First he streaked to victory in the 100 meters in 10.3 but was denied a new Olympic record because of a slight breeze. Then came the broad jump and a display of sportsmanship rarely if ever seen in an Olympic setting. In the preliminaries Owens was ahead of Lutz Long, Germany's great leaper, by a few inches with one more prelim to go. Long had strained a leg muscle and now there was the sight of Jesse Owens down on the grass reassuring the blond Nazi entry, and rubbing his leg. Long got up, took his final jump which was a few inches under 26 feet - but enough to take the Gold medal unless his non-Aryan rival could really get out there on his last attempt.
Owens poised at the end of the runway, and raised up and took off down the strip, gathered momentum, hit the take-off board solidly and soared up and out into the sand as the crowd roared, knowing it was a tremendous effort. The measurement confirmed it: a new Olympic mark of 26 feet 5 and 5/16 inches, the first time anyone had ever gone over 26 feet in Olympic history.
Came the 200-meter dash, on a raw, damp day, the worst of the Olympic festival. The finalists waited until the last second before removing their sweat clothes. A fine rain started to fall as the runners went to their set position. Owens exploded off his mark at the gun, swept around the turn two yards in front, then went into his rhythmic over-glide to pull away and win by five yards in 20.7, a new Olympic mark - the first time anyone had bettered 21 seconds for 200-meters around a curve.
In his huge, private box Adolf Hitler glowered and bit at his mustached upper lip. It was the third time Der Feuhrer had to rise to his feet to acknowledge the ceremonious draping of a gold medal around the neck of the American Negro on the victor's stand.
There would be a fourth Gold Medal for Jesse. He ran the lead-off leg for the American team in the 400-meter sprint relay. He rocketed off to give the Yankee quartet such a tremendous lead there was no chance of overtaking them as they sped to a new Olympic record of 40.0.
Der Feuhrer didn't see Jesse Owens receive his fourth Gold Medal. He couldn't take it. Tight-faced, his fists clenched at his side, he got up from his seat just before the award ceremonies began and sulked from the stadium.
It had been a busy three days for Jesse Owens. In winning his four Gold Medals he had to run the 100-meters four times, including preliminary heats; the 200-meters four times; the 400-meter relay twice, and had to make two broad-jump appearances with several trials, each.

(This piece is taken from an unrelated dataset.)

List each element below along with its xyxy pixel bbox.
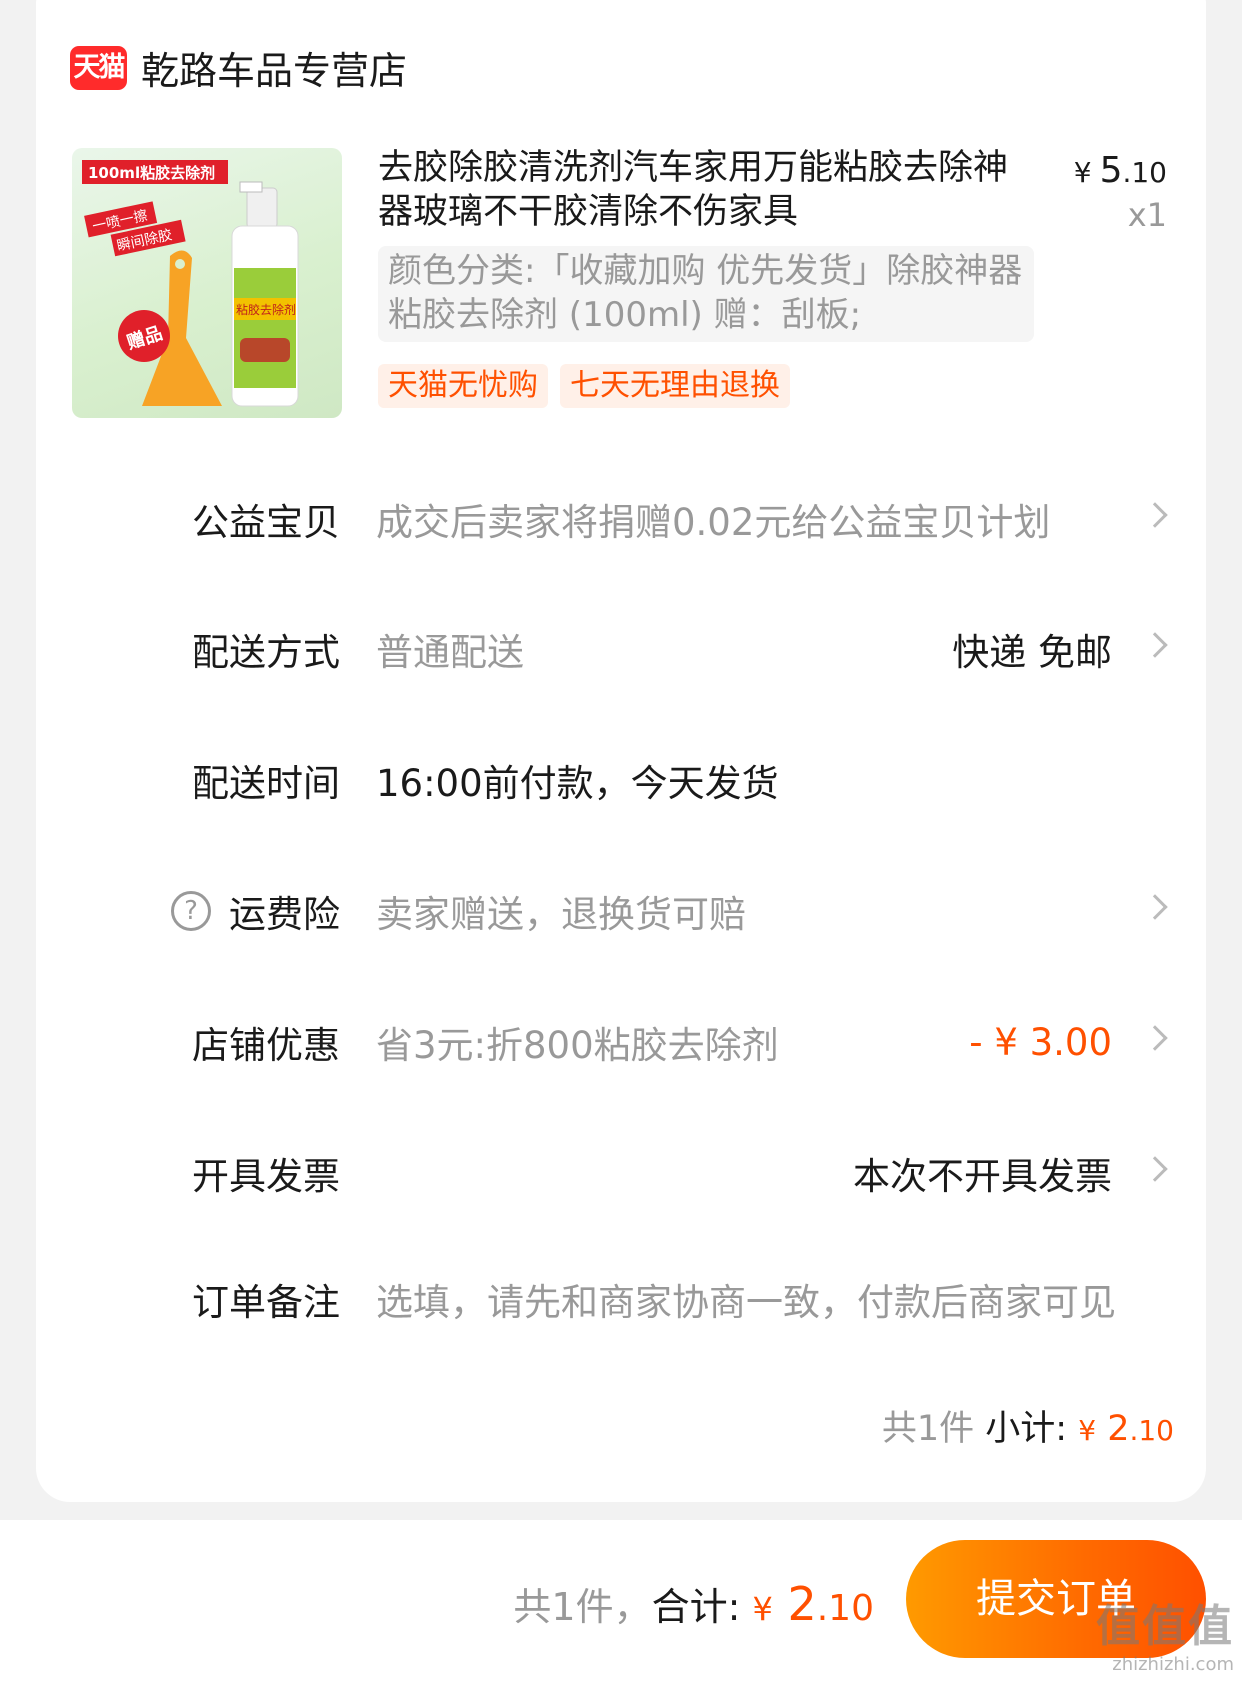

In these 12 performances he bettered or equaled nine Olympic and four world records. There had been no such hero in the annals of international sport. Even before Jesse returned home he announced he would turn professional to take advantage of some of the hundreds of commercial offers he had been bombarded with before he left Berlin.

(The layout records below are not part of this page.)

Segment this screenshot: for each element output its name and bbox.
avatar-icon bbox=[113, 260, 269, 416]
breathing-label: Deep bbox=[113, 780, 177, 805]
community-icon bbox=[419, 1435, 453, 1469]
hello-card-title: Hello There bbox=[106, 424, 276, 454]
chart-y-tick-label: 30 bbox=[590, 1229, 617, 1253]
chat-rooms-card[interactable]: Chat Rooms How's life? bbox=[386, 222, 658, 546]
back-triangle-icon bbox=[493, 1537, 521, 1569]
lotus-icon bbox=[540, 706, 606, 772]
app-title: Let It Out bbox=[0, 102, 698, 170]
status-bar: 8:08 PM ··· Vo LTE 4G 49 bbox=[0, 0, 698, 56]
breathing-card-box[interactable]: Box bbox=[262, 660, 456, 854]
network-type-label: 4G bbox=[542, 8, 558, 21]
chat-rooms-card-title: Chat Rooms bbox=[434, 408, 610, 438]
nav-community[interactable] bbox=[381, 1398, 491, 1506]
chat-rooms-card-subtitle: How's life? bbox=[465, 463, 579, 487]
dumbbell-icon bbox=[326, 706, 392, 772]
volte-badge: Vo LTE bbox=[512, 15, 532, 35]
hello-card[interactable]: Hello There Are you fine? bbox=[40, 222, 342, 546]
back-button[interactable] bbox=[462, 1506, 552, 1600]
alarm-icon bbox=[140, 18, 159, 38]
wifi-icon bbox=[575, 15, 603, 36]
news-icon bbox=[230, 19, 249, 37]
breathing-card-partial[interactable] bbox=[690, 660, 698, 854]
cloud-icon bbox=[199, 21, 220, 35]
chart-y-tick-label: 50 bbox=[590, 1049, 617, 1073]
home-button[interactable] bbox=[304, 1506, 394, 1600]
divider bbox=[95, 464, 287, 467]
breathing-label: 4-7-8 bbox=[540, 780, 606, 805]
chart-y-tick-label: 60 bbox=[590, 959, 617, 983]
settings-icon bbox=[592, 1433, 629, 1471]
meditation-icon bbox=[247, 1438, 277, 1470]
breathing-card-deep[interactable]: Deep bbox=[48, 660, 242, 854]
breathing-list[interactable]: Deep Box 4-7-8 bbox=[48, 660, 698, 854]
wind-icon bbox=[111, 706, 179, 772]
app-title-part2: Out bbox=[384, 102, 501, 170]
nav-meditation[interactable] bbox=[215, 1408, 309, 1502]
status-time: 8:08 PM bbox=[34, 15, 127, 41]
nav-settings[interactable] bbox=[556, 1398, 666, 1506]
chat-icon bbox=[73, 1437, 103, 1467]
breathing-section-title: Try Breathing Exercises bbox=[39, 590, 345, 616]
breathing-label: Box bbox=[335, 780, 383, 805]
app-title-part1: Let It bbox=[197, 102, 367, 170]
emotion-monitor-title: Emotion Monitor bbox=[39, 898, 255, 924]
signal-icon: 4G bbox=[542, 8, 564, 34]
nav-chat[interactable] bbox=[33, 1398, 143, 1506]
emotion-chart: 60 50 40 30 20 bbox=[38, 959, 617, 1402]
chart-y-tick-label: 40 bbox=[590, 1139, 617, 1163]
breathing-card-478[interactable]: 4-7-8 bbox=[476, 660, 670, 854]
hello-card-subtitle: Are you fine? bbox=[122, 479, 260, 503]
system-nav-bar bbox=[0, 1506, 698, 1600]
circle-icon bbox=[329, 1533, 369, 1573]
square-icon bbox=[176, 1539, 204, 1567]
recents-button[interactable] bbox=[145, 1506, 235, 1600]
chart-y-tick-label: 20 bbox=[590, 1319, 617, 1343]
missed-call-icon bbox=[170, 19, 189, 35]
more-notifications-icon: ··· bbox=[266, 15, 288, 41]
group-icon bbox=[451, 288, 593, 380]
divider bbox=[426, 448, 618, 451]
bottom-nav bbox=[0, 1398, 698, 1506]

He came home to a Broadway ticker-tape welcome, passed up his senior season at Ohio State and embarked on a world-wide professional tour which included running against horses and dogs. Later he went into business and youth activities work in Chicago.
Then, 15 years later, in August, 1951, Jesse once again appeared on the running track of the giant stadium in Berlin, which was unharmed by bombing in World War Two. This time he was there at the invitation of the U.S. High commission to Germany. The war was over but the Cold War with Russia was eroding the spirit of the vanquished German people who had been sustained by the Berlin Airlift when the Reds cut off food and fuel from the West.
Jesse Owens, in his Olympic track suit, addressed 75,000 Germans in the stadium, asking them to "...Stand fast with us in the fight for freedom and democracy under the protection of Almighty God."
Then Owens jogged around the same track that had been his glory path 15 years before. The entire crowd stood in thunderous salute as he jogged and waved. He was still the winner they'd never forgotten.